Gressa shook her head as she looked up at Strian.

“None of them were aiming at me. They were trying to kill you not me. I feel sad for the death of one of my only true friends, yet I cannot overlook that he was willing to murder my husband. They had to have heard us, seen us. They all knew who you were to me. They intended to take me alive to Grímr and Rhys, but they would have killed you had I not had my bow.”

Strian opened his arms, and she leaned against his solid frame, using it to hold her up. Exhaustion threatened to overcome her as her two worlds crashed together once more, always necessitating she save Strian’s life.

“We should return home. Let me take care of you after you protected me. Again. I’ll run you a hot bath and prepare something for you to eat.”

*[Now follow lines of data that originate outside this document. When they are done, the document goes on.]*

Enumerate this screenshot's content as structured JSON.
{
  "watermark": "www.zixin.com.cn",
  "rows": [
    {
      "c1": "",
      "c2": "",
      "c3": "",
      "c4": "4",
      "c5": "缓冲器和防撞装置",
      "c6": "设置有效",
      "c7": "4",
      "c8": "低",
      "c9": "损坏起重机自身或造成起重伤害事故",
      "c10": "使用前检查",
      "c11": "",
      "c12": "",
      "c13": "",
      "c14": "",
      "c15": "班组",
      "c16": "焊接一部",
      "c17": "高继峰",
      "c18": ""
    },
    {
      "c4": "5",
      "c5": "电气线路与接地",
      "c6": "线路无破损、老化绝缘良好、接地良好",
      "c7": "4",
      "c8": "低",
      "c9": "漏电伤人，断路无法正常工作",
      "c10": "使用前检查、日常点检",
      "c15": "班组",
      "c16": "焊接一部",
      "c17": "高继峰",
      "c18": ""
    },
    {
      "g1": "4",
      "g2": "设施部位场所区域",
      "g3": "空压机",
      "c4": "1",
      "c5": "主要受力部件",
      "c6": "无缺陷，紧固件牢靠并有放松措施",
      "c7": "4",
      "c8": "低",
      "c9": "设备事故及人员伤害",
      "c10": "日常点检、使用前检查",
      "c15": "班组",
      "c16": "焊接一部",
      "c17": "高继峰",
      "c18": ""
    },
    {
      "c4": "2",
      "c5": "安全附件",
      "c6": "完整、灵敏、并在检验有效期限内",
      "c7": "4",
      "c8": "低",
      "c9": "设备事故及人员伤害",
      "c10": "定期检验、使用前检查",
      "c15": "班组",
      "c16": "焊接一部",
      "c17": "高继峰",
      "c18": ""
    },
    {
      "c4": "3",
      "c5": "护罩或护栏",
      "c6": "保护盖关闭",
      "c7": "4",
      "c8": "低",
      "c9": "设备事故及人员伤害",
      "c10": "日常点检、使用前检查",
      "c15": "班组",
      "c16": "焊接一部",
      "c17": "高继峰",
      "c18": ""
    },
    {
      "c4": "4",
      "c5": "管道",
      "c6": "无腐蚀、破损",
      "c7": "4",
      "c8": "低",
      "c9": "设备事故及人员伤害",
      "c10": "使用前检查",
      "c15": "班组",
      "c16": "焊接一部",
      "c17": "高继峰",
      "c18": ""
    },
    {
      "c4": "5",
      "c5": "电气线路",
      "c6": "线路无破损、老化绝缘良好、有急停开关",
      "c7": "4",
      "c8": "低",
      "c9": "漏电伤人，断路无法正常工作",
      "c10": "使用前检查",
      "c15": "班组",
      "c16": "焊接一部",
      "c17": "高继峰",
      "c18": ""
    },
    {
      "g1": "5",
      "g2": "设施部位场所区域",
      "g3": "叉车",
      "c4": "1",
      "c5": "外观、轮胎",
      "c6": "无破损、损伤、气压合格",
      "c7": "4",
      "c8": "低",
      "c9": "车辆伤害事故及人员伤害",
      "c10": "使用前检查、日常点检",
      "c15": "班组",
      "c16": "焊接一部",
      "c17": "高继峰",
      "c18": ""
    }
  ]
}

Gressa shook her head against his chest before leaning back.

“We can’t. They were too close to the homestead again. We have to find out who else is nearby, how many are close to our people.”

It was the first time since returning to the Trondelag that Gressa called the tribe her people. Neither of them missed it, and Strian looked into the distance as he weighed their options. He wanted to carry her home, kicking and screaming if necessary, but he had to honor her right as a shield maiden to defend their tribe.

“You know we are more likely to be captured than to discover anything we can report back.”

“You’re probably right,” Gressa answered as she swung the bow back onto her shoulder after it slid down her arm while Strian embraced her. “But we have a duty.”

“But we would be wiser to go back and gather the others to come with us.”

“True, but they will have disappeared by then.”

“Who?” Strian scanned the trees again, but nothing unusual seemed to lurk in the branches.

“They’re not here, but when the men don’t return, others will come searching for them. Those are the men I want to find. I think I know who they will send, and if I’m right, we can learn more than any of our spies ever could.”

Strian nodded, refusing to question her knowledge of people she believed she belonged to not so long ago. They slipped further into the trees as they traveled in silence, their footsteps as soft as a forest animal’s.